Unfortunately, the group had not been referenced in glowing terms. The mutual acquaintance had taken it upon themselves to screen shot the more 'inane' posts and then used those screen shots for a few cheap laughs.
I know we're all adult women and the members of this group presumably have a reasonable level of resilience, maturity and intelligence to rise above this incident but the jibe hit its mark. Some members became even more considered in what they posted, others noted how things like this reflect more on the observer than the observed and the majority carried on as normal.
We could analyse this deeply about how women should all be 'leaning in' to support each other. We could also glibly observe that women seem to be their own worst enemies who tear each other down. But my initial thoughts were a bit more basic.

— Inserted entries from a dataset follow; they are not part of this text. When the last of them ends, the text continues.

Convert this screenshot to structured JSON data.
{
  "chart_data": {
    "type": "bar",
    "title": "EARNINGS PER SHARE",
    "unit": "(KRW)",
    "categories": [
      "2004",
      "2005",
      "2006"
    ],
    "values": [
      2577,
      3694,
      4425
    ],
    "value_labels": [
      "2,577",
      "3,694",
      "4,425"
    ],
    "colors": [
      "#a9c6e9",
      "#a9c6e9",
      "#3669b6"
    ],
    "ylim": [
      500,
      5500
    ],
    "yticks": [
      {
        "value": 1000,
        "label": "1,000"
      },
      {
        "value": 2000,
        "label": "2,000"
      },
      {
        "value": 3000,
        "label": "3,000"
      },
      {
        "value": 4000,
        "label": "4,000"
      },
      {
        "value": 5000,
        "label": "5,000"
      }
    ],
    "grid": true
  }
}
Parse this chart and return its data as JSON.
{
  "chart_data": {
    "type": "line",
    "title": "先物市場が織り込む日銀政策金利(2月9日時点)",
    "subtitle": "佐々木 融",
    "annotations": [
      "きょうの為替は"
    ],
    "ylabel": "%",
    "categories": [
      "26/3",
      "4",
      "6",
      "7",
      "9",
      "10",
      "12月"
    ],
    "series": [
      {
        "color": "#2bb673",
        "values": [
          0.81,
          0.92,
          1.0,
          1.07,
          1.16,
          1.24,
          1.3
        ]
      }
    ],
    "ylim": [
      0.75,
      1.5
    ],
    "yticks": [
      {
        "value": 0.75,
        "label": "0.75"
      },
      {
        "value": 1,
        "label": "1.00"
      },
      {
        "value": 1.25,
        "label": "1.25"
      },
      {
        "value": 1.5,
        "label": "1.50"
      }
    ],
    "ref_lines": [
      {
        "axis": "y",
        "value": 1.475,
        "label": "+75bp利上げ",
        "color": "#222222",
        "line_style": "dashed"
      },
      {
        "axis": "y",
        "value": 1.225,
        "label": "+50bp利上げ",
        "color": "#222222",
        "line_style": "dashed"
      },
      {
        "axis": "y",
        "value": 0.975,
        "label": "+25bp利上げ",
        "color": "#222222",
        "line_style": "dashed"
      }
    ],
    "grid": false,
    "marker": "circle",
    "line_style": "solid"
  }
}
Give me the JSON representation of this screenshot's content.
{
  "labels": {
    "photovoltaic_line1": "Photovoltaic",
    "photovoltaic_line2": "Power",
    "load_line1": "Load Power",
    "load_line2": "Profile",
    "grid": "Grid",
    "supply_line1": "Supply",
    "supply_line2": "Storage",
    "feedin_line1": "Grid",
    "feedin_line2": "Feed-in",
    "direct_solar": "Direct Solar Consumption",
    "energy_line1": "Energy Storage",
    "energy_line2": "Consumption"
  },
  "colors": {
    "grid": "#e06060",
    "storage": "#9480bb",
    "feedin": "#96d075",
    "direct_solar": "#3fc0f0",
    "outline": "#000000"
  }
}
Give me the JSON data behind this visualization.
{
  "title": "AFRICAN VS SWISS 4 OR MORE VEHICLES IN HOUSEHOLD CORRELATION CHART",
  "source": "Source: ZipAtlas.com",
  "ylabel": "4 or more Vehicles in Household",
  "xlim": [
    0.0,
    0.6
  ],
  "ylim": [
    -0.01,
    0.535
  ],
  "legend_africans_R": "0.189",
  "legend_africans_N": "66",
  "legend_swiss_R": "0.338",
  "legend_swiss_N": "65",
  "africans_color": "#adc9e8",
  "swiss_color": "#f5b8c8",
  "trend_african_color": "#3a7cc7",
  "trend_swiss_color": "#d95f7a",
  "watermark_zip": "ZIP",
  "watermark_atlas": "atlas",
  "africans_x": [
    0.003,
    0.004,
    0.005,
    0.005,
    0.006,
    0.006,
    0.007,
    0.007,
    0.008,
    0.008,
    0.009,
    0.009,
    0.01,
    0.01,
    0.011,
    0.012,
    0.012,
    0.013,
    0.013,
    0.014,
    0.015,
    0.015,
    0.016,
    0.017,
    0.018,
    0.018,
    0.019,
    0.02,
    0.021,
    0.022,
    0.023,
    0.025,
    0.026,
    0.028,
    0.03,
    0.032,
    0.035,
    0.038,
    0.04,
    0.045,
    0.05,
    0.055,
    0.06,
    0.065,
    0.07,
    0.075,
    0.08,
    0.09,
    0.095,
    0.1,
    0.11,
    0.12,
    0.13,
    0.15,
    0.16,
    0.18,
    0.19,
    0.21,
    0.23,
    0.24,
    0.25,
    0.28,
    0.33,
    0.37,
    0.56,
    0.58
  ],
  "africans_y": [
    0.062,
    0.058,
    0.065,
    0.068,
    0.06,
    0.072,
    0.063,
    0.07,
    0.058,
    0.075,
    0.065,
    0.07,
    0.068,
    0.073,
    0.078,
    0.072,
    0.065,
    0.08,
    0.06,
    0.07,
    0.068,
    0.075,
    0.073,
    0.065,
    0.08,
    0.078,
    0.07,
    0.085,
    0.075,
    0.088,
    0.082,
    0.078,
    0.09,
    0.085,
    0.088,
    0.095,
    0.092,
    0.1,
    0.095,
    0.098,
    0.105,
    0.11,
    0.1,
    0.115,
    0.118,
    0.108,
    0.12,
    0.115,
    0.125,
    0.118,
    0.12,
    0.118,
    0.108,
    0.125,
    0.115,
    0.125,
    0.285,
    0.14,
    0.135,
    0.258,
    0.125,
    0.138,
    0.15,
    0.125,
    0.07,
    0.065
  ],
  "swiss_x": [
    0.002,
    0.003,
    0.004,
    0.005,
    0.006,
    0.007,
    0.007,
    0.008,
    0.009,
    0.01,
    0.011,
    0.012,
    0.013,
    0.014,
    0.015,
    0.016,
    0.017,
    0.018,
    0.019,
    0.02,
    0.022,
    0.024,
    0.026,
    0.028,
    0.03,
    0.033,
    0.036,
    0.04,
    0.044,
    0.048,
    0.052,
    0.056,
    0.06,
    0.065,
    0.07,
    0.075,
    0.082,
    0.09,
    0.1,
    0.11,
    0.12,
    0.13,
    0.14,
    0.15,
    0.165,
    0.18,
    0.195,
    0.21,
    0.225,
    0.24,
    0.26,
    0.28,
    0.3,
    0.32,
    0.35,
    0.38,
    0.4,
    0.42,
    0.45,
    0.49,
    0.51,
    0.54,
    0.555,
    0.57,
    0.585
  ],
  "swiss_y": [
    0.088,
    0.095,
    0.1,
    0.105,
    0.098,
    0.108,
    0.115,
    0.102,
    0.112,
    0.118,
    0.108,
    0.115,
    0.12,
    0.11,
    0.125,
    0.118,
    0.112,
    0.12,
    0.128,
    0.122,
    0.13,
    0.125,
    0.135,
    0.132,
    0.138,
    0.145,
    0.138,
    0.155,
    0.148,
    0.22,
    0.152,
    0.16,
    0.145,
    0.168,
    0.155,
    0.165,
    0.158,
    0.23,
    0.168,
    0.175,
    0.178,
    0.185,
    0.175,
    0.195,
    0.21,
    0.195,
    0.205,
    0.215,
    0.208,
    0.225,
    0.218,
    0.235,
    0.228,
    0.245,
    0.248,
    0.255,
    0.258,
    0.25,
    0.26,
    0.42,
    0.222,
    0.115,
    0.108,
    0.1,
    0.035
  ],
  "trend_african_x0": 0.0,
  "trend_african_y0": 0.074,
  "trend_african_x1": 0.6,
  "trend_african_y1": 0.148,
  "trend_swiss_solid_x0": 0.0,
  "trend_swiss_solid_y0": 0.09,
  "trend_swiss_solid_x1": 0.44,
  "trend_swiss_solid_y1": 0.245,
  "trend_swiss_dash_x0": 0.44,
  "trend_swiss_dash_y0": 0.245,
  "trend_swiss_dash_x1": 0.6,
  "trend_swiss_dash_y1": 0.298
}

For me, the incident brought home yet again, the message we tell our children and ourselves. Nothing on the internet is completely private no matter how well vetted and secure you might think an online community is. The internet is also forever thanks to a well (or badly) timed screen shot. If you put it out there, you need to be prepared to deal with the consequences good or bad.
But I do wonder about the screen shot person and whether any of us who use social media are in any place to judge. The attack was personal to us because it came from within the group. It was also the work of our dear old friend Anon.
The thing is, I've been having far too many chuckles over Melania Trump this past week and the made for memes controversy over the striking similarity of her recent speech to one Michelle Obama gave several years ago. I've also voiced an opinion on the final reveal of who The Real Housewives of Sydney are. With regards to the latter, I'm bitterly disappointed that the fixtures on Sydney's social pages that I'm most intrigued by kindly declined their offers to be a local housewife.
It was all light hearted, the people at the centre of the attention wanted the intention in the first place. Where's the harm?
Potentially everywhere for the people at the receiving end who meant for their actions and words to be received in a certain way. You can't control how people respond to anything you share in a public forum. Taylor Swift put it so well with the line 'haters going to hate'. But you also need to protect yourself in the event of the worst case scenario (and then some) by exercising a bit of discretion and judgement (preferably of yourself, not others).
Are you a member of an online forum? Do you find yourself fully reassured by the fact that your group is 'secret' or 'private'? Or do you conduct yourself as you would elsewhere on social media?